After a congenial committee hearing last week, the Agriculture Committee signed off on Perdue’s nomination with an easy bipartisan voice vote.

Republicans have generally joined many of the country’s largest agricultural interest groups in backing Perdue, with his background in agribusiness. Many farm-state Democrats have also praised Perdue, though Sen. Kirsten Gillibrand (D-NY) voted against his candidacy in committee, according to reporter Philip Brasher. A coalition of environmental groups that includes Food & Water Watch and the Center for Biological Diversity, in an email after the approval, called Perdue’s committee hearing and vote “disappointing.”

A full slate of issues awaits the next secretary at USDA, including a moribund farm economy, trade policy in disarray, differing political opinions on nutrition programs for the needy, and drafting the next Farm Bill. Corn Belt farmers are particularly anxious to learn more about the direction of agriculture policy, as the influence of Midwest farm interests may be ebbing.

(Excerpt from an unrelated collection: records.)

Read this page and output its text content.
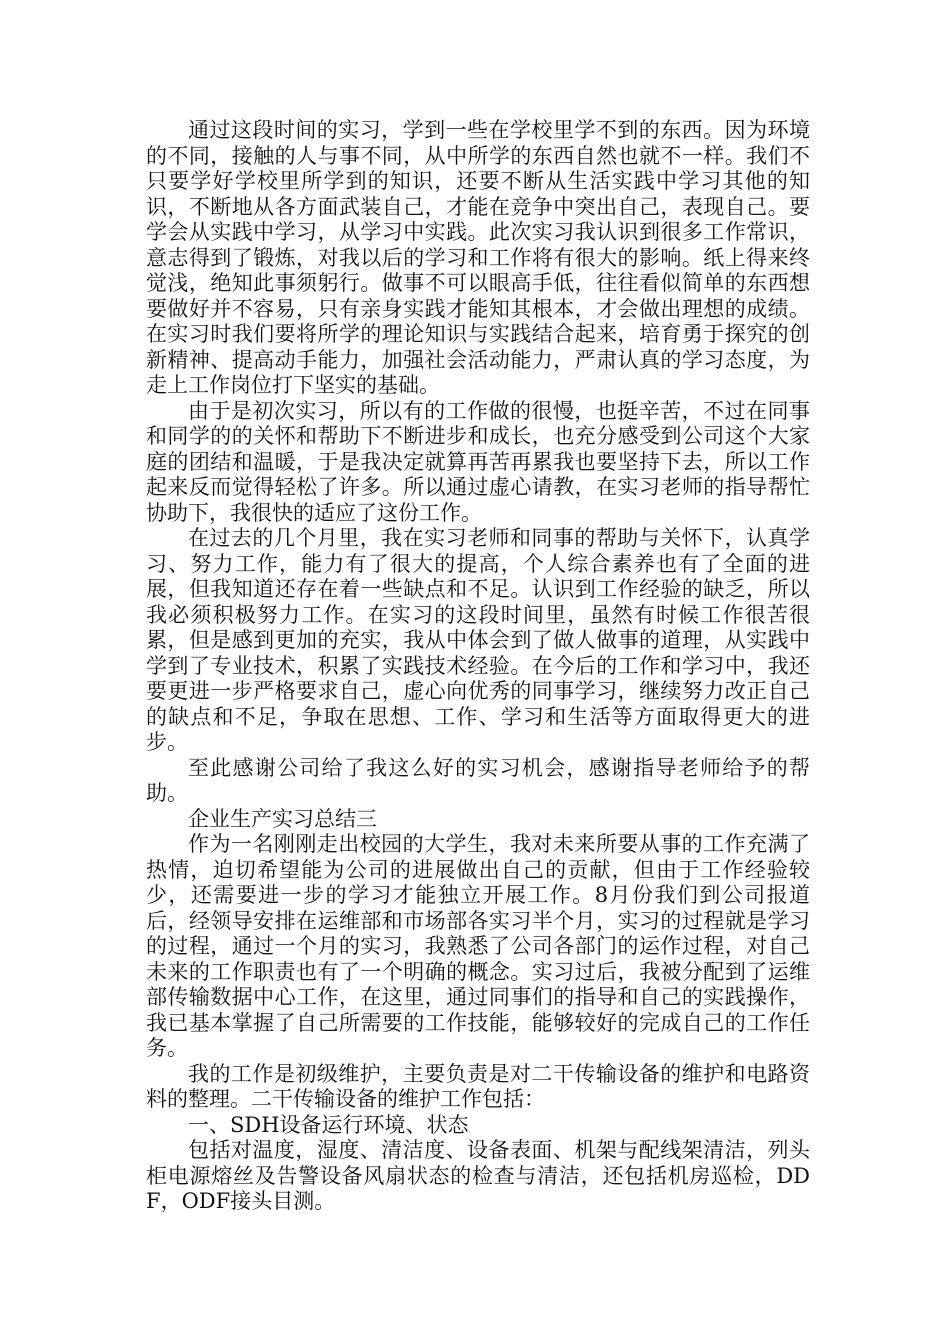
通过这段时间的实习，学到一些在学校里学不到的东西。因为环境的不同，接触的人与事不同，从中所学的东西自然也就不一样。我们不只要学好学校里所学到的知识，还要不断从生活实践中学习其他的知识，不断地从各方面武装自己，才能在竞争中突出自己，表现自己。要学会从实践中学习，从学习中实践。此次实习我认识到很多工作常识，意志得到了锻炼，对我以后的学习和工作将有很大的影响。纸上得来终觉浅，绝知此事须躬行。做事不可以眼高手低，往往看似简单的东西想要做好并不容易，只有亲身实践才能知其根本，才会做出理想的成绩。在实习时我们要将所学的理论知识与实践结合起来，培育勇于探究的创新精神、提高动手能力，加强社会活动能力，严肃认真的学习态度，为走上工作岗位打下坚实的基础。

由于是初次实习，所以有的工作做的很慢，也挺辛苦，不过在同事和同学的的关怀和帮助下不断进步和成长，也充分感受到公司这个大家庭的团结和温暖，于是我决定就算再苦再累我也要坚持下去，所以工作起来反而觉得轻松了许多。所以通过虚心请教，在实习老师的指导帮忙协助下，我很快的适应了这份工作。

在过去的几个月里，我在实习老师和同事的帮助与关怀下，认真学习、努力工作，能力有了很大的提高，个人综合素养也有了全面的进展，但我知道还存在着一些缺点和不足。认识到工作经验的缺乏，所以我必须积极努力工作。在实习的这段时间里，虽然有时候工作很苦很累，但是感到更加的充实，我从中体会到了做人做事的道理，从实践中学到了专业技术，积累了实践技术经验。在今后的工作和学习中，我还要更进一步严格要求自己，虚心向优秀的同事学习，继续努力改正自己的缺点和不足，争取在思想、工作、学习和生活等方面取得更大的进步。

至此感谢公司给了我这么好的实习机会，感谢指导老师给予的帮助。

企业生产实习总结三

作为一名刚刚走出校园的大学生，我对未来所要从事的工作充满了热情，迫切希望能为公司的进展做出自己的贡献，但由于工作经验较少，还需要进一步的学习才能独立开展工作。8月份我们到公司报道后，经领导安排在运维部和市场部各实习半个月，实习的过程就是学习的过程，通过一个月的实习，我熟悉了公司各部门的运作过程，对自己未来的工作职责也有了一个明确的概念。实习过后，我被分配到了运维部传输数据中心工作，在这里，通过同事们的指导和自己的实践操作，我已基本掌握了自己所需要的工作技能，能够较好的完成自己的工作任务。

我的工作是初级维护，主要负责是对二干传输设备的维护和电路资料的整理。二干传输设备的维护工作包括：

一、SDH设备运行环境、状态

包括对温度，湿度、清洁度、设备表面、机架与配线架清洁，列头柜电源熔丝及告警设备风扇状态的检查与清洁，还包括机房巡检，DDF，ODF接头目测。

Agriculture Secretary was the final Trump Cabinet position to see a nomination and it remains one of four vacant positions. The Senate has a busy calendar both before and after it is scheduled for a recess April 10-21, with hearings for Supreme Court nominee Neil Gorsuch and the expiration of a massive spending bill. When Perdue will get a vote before the full Senate remains to be seen.